北斎が西洋に与えた衝撃とは?
世界初「北斎×ジャポニスム」の展覧会が開催決定!

19世紀後半、ヨーロッパで起こった「ジャポニスム」と呼ばれる現象に、大きな影響を与えた画家・葛飾北斎。西洋近代芸術の展開を、北斎が与えた影響という観点から見る、世界初の展覧会が国立西洋美術館で開催される。会期は10月21日〜2018年1月28日。

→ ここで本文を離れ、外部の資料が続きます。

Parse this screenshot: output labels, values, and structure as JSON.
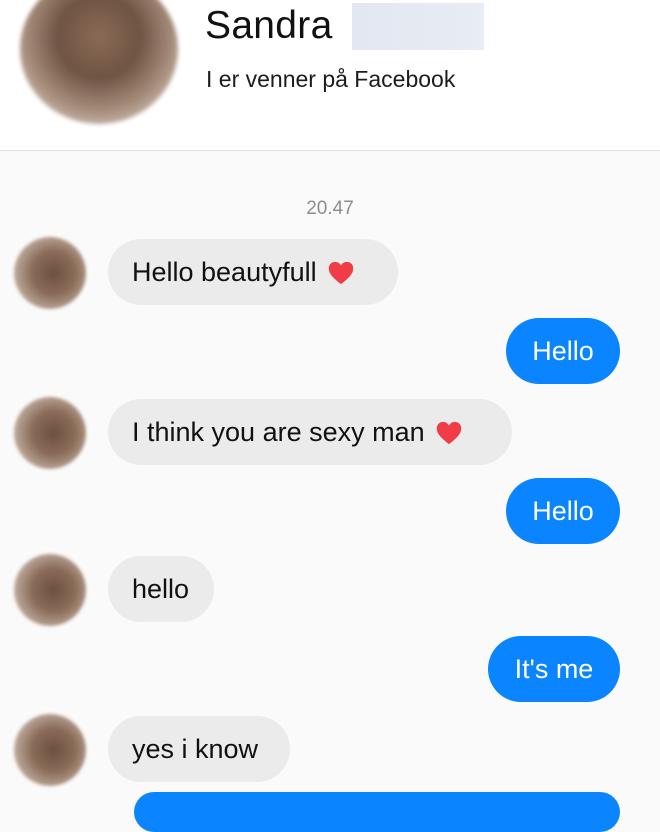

(左)クロード・モネ 陽を浴びるポプラ並木 1891 キャンバスに油彩 93×73.5cm 国立西洋美術館(松方コレクション)(右)葛飾北斎 冨嶽三十六景 東海道程ヶ谷 天保元-4年(1830-33)頃 横大判錦絵 ミネアポリス美術館Minneapolis Institute of Art, Bequest of Richard P. Gale 74.1.237 Photo: Minneapolis Institute of Art

 19世紀後半のヨーロッパで巻き起こった「ジャポニスム」。開国後の交流や、ロンドンやパリなどで開かれた万国博覧会をきっかけに、日本に対する関心が急速に高まり、様々な分野の芸術家たちが日本美術からヒントを得た新しい創造活動を開花させた。

 そのなかでも、とりわけ大きな影響力を持ったのが、浮世絵師・葛飾北斎(1760〜1849)だ。人物から動植物、風景や建築まで、すべてを網羅し描くことのできた北斎の作品は、頻繁に引用され、その名声を高めていった。

 北斎の作品を所有していたモネが描いた《陽を浴びるポプラ並木》(1891)の構図は、北斎の《冨嶽三十六景 東海道程ヶ谷》(1830-33頃)に描かれた松の並木のリズム感に呼応する。また、「踊り子の画家」と呼ばれたドガは、「北斎漫画」に登場する人物の何気ない動きをとらえたポーズに刺激され、人体表現の研究を深めていった。工芸の分野でも、北斎が描いたモチーフや構図はティファニーやガレなどの多くの作品に取り入れられた。

 本展は、北斎の作品から受けた刺激を切り口に、西洋近代芸術の展開を編み直す、世界初の試み。北斎の錦絵と版本約90点とあわせて、モネ、ドガ、セザンヌ、ゴーギャンなどの絵画や、ティファニーやガレの装飾工芸など、西洋芸術の名作約200点が展示される予定だ。

 東西の名作をともに見ることで、北斎の魅力を再発見するとともに、異文化の刺激を受けて発展する芸術のエネルギーを感じることができるだろう。